I’ve always had this idea in my head (Probably based on the constant use of the term “codename”), that the G.I. Joe vs. COBRA war was something that was really secretive, so something like the Water Moccasin was just the right size in my mind, for that kind of under the radar conflict. Something that could be hidden in a marina, under a tarp, without attracting any real attention.
My older brother got two Water Moccasins I guess because the WHALE was big, so Cobra had to compensate. So poor Copperhead was an army builder because he really didn’t have that many Cobra figures (in 1984 they hadn’t made very many.)
I inherited his Water Moccasins later when he got out of toys. I got one of my own through mail-away (I want to say it was the offer you got from the mail away Sgt Slaughter that could buy these 2 or 3 vehicles in a package deal.). But, there wasn’t much water to play in where I lived. Was mostly an indoors player, too. So the Water Moccasins became “hovercraft”, think the speeders from Star Wars. I liked the vehicles enough to keep using them. And by then it was a shared toy universe of Star Wars, RoboTech and whatever was close to scale.
One time the roadside ditch flooded (well, it did often after storms) and my brother stripped a Water Moccasin of easily lost parts, and put in the fast moving water and took some photos as it floated quickly down the stream.
Some of my love of the Water Moccasin has faded with the aging, breaking black plastic parts. Also, the cockpit was always too cramped. That torpedo thing never stayed on (to the point I forget it exists) I still like the premise of it.
Yeah, it was the water HISS but more on paper (and price point, like you say). I mean it wasn’t meant for deeper waters. And media usage was spotty, disappearing from the comic after a showcase debut. Sunbow used it but often as a river patrol vehicle, the Morays eclipsed it as Cobra’s water attack vehicle. By season two Water Moccasins were MIA.

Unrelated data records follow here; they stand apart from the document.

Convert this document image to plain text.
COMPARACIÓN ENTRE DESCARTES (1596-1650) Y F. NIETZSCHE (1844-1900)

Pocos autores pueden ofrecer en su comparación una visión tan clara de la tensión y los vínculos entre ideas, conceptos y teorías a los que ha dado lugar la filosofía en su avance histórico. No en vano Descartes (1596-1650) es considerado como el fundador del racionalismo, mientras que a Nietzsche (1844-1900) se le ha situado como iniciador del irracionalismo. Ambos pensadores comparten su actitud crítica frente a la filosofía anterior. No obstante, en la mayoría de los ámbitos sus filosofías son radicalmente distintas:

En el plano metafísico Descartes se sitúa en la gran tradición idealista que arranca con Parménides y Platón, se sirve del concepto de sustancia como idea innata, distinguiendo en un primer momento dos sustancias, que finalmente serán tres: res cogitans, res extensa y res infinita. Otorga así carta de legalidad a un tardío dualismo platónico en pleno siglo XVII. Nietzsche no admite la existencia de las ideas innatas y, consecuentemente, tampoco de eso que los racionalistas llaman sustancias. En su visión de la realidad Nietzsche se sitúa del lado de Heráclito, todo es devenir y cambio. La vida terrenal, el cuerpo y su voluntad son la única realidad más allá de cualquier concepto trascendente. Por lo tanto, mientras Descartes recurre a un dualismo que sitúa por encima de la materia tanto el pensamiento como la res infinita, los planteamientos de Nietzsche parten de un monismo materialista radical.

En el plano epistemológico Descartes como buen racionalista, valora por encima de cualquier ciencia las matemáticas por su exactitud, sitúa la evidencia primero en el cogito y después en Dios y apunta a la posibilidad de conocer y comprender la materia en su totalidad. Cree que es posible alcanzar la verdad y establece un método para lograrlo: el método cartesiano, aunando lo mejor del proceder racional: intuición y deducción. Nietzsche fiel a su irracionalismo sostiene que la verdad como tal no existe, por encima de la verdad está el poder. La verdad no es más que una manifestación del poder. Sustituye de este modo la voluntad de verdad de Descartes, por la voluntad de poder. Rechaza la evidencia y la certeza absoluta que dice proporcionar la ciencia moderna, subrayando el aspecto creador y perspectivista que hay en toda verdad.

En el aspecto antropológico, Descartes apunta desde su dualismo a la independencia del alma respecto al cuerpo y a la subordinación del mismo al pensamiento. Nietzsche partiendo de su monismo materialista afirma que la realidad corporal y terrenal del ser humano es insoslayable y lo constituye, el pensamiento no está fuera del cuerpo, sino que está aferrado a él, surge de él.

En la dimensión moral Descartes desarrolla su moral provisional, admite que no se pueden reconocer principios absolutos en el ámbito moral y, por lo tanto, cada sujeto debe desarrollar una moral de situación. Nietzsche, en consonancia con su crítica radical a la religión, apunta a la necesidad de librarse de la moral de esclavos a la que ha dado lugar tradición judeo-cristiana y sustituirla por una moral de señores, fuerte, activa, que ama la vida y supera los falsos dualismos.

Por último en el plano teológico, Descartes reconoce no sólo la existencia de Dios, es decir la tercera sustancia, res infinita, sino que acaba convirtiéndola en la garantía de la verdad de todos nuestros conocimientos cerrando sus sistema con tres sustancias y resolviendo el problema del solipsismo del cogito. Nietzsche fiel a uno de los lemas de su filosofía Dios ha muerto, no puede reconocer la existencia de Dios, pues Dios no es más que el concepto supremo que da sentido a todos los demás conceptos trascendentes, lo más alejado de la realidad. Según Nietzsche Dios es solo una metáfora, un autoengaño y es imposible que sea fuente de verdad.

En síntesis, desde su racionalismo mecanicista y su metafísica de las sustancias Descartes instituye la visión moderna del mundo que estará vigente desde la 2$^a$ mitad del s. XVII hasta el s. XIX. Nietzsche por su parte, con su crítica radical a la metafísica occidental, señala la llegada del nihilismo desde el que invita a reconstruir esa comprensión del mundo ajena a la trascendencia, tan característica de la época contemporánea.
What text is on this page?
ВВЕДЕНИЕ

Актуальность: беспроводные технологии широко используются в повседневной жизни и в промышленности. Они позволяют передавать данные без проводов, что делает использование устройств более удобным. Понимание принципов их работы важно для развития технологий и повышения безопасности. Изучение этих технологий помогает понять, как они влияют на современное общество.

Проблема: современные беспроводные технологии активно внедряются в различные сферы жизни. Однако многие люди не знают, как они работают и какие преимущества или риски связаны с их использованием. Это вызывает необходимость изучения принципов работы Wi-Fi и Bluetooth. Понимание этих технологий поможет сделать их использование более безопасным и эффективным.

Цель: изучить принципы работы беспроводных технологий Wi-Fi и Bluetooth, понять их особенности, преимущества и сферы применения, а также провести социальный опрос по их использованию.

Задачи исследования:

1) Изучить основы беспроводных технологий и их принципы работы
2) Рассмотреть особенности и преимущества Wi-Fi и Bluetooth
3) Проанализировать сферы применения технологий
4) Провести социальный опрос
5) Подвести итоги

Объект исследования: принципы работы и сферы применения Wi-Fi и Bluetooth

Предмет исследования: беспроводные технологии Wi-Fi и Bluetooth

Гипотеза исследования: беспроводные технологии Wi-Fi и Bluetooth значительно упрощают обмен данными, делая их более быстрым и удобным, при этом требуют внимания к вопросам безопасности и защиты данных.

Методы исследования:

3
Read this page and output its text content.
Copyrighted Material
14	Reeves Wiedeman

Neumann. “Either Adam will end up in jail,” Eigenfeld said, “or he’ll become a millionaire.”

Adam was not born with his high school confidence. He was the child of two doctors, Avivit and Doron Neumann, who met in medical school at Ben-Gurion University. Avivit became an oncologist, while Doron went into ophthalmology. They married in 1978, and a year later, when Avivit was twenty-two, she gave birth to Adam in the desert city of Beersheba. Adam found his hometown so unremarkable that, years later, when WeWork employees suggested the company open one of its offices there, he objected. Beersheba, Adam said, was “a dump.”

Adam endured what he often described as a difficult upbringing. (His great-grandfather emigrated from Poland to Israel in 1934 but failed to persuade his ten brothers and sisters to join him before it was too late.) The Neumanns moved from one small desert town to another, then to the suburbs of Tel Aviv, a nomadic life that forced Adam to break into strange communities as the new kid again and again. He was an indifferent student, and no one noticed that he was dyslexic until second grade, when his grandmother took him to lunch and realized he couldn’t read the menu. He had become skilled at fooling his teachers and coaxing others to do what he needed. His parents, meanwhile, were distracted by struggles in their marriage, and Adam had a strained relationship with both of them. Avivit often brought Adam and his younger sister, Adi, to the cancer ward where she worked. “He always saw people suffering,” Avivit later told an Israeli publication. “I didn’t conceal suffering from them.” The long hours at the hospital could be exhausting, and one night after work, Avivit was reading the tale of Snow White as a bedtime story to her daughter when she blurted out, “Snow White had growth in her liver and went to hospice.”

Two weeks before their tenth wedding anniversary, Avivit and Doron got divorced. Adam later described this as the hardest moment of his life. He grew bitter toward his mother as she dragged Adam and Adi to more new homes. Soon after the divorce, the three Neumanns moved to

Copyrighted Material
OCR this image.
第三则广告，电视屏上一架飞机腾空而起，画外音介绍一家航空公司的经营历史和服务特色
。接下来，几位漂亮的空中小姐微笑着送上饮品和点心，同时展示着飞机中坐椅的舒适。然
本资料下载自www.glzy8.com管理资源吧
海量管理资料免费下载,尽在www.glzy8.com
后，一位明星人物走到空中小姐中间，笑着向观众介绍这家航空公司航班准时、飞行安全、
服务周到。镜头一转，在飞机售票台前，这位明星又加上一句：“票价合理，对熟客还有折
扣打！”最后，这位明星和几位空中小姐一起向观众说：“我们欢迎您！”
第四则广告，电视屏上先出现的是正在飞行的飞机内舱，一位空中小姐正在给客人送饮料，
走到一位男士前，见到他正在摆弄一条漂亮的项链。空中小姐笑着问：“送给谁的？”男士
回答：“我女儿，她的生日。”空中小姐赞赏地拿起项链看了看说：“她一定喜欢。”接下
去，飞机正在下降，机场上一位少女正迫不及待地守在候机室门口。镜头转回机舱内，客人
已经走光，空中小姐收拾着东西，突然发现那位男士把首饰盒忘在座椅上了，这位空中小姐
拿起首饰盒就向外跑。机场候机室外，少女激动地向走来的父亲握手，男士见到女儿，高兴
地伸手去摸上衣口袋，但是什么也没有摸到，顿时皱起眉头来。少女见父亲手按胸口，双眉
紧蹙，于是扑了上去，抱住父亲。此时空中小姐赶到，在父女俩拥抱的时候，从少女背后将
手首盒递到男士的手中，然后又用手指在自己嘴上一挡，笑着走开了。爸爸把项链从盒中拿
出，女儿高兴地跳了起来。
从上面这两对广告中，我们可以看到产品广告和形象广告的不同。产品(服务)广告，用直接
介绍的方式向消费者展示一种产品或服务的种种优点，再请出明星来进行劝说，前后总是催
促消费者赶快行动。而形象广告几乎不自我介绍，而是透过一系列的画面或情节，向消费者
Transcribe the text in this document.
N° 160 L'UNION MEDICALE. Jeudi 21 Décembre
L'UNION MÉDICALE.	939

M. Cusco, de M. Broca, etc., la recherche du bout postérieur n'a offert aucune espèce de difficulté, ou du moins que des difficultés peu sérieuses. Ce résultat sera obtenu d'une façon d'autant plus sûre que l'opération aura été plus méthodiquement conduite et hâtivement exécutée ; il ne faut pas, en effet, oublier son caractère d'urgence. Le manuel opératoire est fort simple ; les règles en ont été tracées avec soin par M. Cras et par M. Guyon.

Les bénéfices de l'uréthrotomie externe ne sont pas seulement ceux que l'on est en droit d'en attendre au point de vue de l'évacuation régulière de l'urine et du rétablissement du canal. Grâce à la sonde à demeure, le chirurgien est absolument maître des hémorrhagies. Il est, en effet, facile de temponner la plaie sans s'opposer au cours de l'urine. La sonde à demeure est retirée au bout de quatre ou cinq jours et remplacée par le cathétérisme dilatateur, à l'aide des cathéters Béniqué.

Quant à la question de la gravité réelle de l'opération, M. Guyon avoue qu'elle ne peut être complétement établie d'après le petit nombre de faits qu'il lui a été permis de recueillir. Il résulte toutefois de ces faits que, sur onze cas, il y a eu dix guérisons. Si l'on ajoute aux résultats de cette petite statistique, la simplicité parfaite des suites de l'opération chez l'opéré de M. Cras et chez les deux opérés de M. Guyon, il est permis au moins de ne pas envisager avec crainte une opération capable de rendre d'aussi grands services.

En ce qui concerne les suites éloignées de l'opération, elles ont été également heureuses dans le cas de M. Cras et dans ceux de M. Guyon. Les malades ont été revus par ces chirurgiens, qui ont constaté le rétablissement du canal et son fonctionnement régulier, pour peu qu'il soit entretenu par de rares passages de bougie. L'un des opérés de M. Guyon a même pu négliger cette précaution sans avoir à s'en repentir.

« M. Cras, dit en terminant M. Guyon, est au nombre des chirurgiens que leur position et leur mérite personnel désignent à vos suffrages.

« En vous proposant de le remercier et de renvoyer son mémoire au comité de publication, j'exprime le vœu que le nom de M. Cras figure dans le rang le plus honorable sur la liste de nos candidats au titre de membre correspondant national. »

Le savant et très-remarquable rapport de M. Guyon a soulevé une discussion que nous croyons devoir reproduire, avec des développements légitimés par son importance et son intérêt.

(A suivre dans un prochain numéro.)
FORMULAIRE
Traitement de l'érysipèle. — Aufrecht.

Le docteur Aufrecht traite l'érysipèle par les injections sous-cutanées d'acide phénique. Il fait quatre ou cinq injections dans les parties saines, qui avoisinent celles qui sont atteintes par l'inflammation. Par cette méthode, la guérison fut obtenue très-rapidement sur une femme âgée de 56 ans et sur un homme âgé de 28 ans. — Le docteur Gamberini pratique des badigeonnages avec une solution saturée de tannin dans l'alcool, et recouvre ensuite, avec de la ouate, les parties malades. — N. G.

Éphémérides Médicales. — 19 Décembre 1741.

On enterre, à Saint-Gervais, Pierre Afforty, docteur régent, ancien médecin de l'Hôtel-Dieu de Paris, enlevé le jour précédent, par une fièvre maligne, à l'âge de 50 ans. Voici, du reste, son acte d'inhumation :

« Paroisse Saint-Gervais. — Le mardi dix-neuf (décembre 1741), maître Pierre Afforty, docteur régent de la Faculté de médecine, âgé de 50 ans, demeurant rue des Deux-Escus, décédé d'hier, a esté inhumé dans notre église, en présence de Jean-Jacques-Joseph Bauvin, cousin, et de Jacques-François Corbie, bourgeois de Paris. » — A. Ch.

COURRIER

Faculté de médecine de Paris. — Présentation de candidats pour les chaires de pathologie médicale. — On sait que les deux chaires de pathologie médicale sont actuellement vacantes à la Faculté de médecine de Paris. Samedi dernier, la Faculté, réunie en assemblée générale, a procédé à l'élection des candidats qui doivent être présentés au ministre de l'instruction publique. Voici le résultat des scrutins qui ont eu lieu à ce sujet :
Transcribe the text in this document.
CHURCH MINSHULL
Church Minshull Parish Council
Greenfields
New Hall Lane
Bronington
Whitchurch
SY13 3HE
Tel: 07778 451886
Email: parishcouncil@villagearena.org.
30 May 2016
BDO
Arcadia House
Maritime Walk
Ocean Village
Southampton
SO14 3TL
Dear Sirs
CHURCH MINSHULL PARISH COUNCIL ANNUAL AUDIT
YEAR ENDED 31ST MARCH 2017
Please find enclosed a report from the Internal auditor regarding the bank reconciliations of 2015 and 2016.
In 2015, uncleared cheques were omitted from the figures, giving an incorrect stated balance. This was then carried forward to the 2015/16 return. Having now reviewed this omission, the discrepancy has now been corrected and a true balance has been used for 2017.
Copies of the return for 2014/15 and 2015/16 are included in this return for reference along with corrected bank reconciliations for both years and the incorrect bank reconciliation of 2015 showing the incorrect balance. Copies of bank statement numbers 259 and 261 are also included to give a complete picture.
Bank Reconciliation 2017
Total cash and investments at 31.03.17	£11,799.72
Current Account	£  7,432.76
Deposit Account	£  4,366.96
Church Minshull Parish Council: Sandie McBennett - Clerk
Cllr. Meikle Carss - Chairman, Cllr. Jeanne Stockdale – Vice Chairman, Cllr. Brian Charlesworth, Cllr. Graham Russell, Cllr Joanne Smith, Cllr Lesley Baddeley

I got a Water Moccasin during the summer. We went up to a lake in Michigan a few weeks after I got it. I put it into the water and it promptly sank. (My version had some materials issues and the halves didn’t fit together great and neither of the storage doors would snap shut.) The windshield started to float away in the brown water. It slipped out of view, but I managed to run my hands in the water and find it. That was the last time I took it into the water.
Due to the construction issues with mine, I didn’t really love the vehicle. It was only after playing with my friend’s that actually fit together that I realized how good it was. Once I had the Moray, the Moccasins were used as support for the larger fighting vehicle. I had the Moray attack the battleship (my bed with the HQ and TTBP on it) and the Whale. The Moccasin worked in conjunction with the Moray to help flank the Whales. They usually got blown up. But, they were manned by Eels who then became divers who would attempt to board the Battleship.
I saw Copperhead as a character. I loved the idea of a swamp guy. I managed to rig up an accessory complement. I had a ripped Endor Leia pistol holster and I managed to affix it to his chest, held in place by one of the A-Team backpacks. The Star Wars pistol worked great with Copperhead and the pack was full of explosive gear. So, he got moved beyond a vehicle driver and became a major player until I wore him out. Such fun!